Last week it was Big Cotton. Over the summer it was this news release from Big Cherry touting that “Montmorency tart cherries may help enhance gut health,” by increasing “good bacteria” in people’s digestive systems. The study was short (one week) and small (9 people).
As our reviewers noted, “this study did not show that Montmorency tart cherries may enhance gut health, and this news release did not even explain that there’s no scientific consensus on what defines ‘good’ bacteria, ‘bad’ bacteria, or a ‘healthy’ gut.”
Just a month before, Big Mango took a turn, claiming a study showed “mangoes helped improve cardiovascular and gut health in women.” Again, short study (27 days) with low enrollment (24 women). There was no control group, so it’s actually impossible to know if any health benefits were due to the mangoes or something else.
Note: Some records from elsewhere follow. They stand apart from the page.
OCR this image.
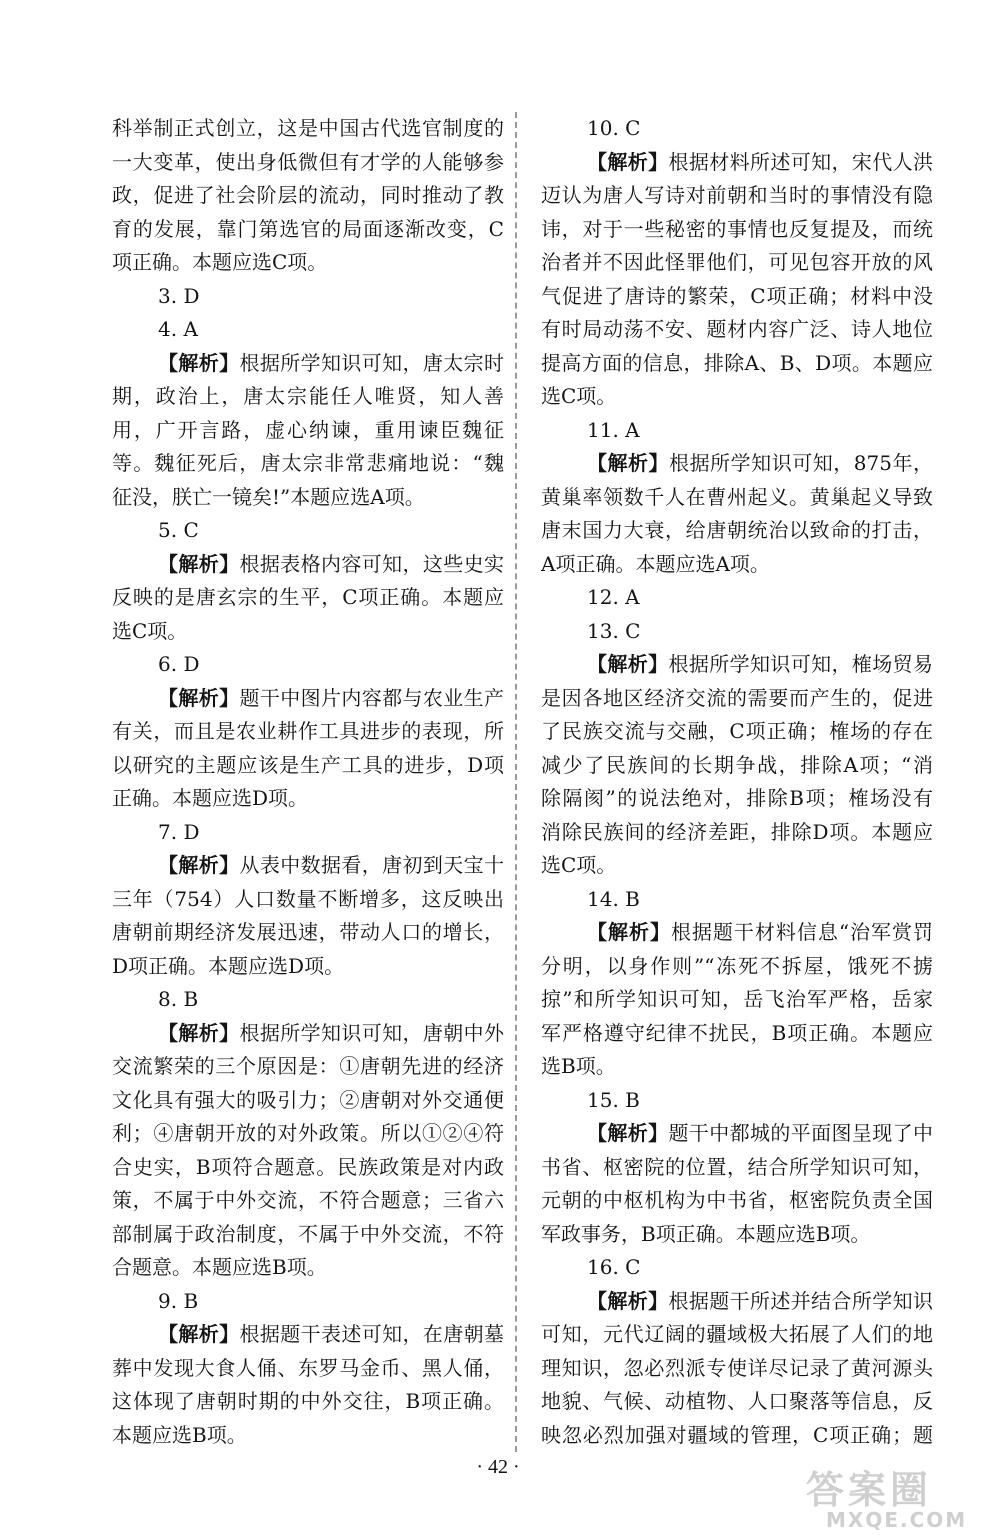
科举制正式创立，这是中国古代选官制度的
一大变革，使出身低微但有才学的人能够参
政，促进了社会阶层的流动，同时推动了教
育的发展，靠门第选官的局面逐渐改变，C
项正确。本题应选C项。
3. D
4. A
【解析】根据所学知识可知，唐太宗时
期，政治上，唐太宗能任人唯贤，知人善
用，广开言路，虚心纳谏，重用谏臣魏征
等。魏征死后，唐太宗非常悲痛地说：“魏
征没，朕亡一镜矣!”本题应选A项。
5. C
【解析】根据表格内容可知，这些史实
反映的是唐玄宗的生平，C项正确。本题应
选C项。
6. D
【解析】题干中图片内容都与农业生产
有关，而且是农业耕作工具进步的表现，所
以研究的主题应该是生产工具的进步，D项
正确。本题应选D项。
7. D
【解析】从表中数据看，唐初到天宝十
三年（754）人口数量不断增多，这反映出
唐朝前期经济发展迅速，带动人口的增长，
D项正确。本题应选D项。
8. B
【解析】根据所学知识可知，唐朝中外
交流繁荣的三个原因是：①唐朝先进的经济
文化具有强大的吸引力；②唐朝对外交通便
利；④唐朝开放的对外政策。所以①②④符
合史实，B项符合题意。民族政策是对内政
策，不属于中外交流，不符合题意；三省六
部制属于政治制度，不属于中外交流，不符
合题意。本题应选B项。
9. B
【解析】根据题干表述可知，在唐朝墓
葬中发现大食人俑、东罗马金币、黑人俑，
这体现了唐朝时期的中外交往，B项正确。
本题应选B项。
10. C
【解析】根据材料所述可知，宋代人洪
迈认为唐人写诗对前朝和当时的事情没有隐
讳，对于一些秘密的事情也反复提及，而统
治者并不因此怪罪他们，可见包容开放的风
气促进了唐诗的繁荣，C项正确；材料中没
有时局动荡不安、题材内容广泛、诗人地位
提高方面的信息，排除A、B、D项。本题应
选C项。
11. A
【解析】根据所学知识可知，875年，
黄巢率领数千人在曹州起义。黄巢起义导致
唐末国力大衰，给唐朝统治以致命的打击，
A项正确。本题应选A项。
12. A
13. C
【解析】根据所学知识可知，榷场贸易
是因各地区经济交流的需要而产生的，促进
了民族交流与交融，C项正确；榷场的存在
减少了民族间的长期争战，排除A项；“消
除隔阂”的说法绝对，排除B项；榷场没有
消除民族间的经济差距，排除D项。本题应
选C项。
14. B
【解析】根据题干材料信息“治军赏罚
分明，以身作则”“冻死不拆屋，饿死不掳
掠”和所学知识可知，岳飞治军严格，岳家
军严格遵守纪律不扰民，B项正确。本题应
选B项。
15. B
【解析】题干中都城的平面图呈现了中
书省、枢密院的位置，结合所学知识可知，
元朝的中枢机构为中书省，枢密院负责全国
军政事务，B项正确。本题应选B项。
16. C
【解析】根据题干所述并结合所学知识
可知，元代辽阔的疆域极大拓展了人们的地
理知识，忽必烈派专使详尽记录了黄河源头
地貌、气候、动植物、人口聚落等信息，反
映忽必烈加强对疆域的管理，C项正确；题
· 42 ·
答案圈
MXQE.COM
“Given the vague nature of the reported findings, the fact that the relevant research paper is not publicly available (at the time of this review) and the preliminary nature of the study, the question becomes: Why issue a news release on this now?” our reviewers pondered.
And if we go back to this spring, the same pattern surfaces in this news release from the National Pecan Shellers Association. Twenty-six participants ate pecans daily for a month, leading to better “metabolic health.”
Our reviewers weren’t pleased. “People are hungry for good advice on how to eat in order to lessen their risk of chronic diseases, including cardiovascular diseases. But this short news release paints a too simple picture based on a month-long study of a few patients,” they noted.
When we started to search our archives of 600+ news release reviews, we realized the examples above were but a few we’ve got on hand. We’ve also analyzed health claims from these trade groups, among others:
As these reviews indicate, many news releases inflate study findings and minimize limitations. Industry involvement isn’t always made clear, often found in the fine print versus upfront. This doesn’t stun Yoni Freedhoff, MD, medical director of the Bariatric Medical Institute at the University of Ottawa and a HealthNewsReview.org contributor.
“A trade group’s job isn’t to promote or protect public health, but rather to promote and protect the sales of their products,” he said. ” …Journalists who uncritically amplify their views, are doing their readers a great disservice.”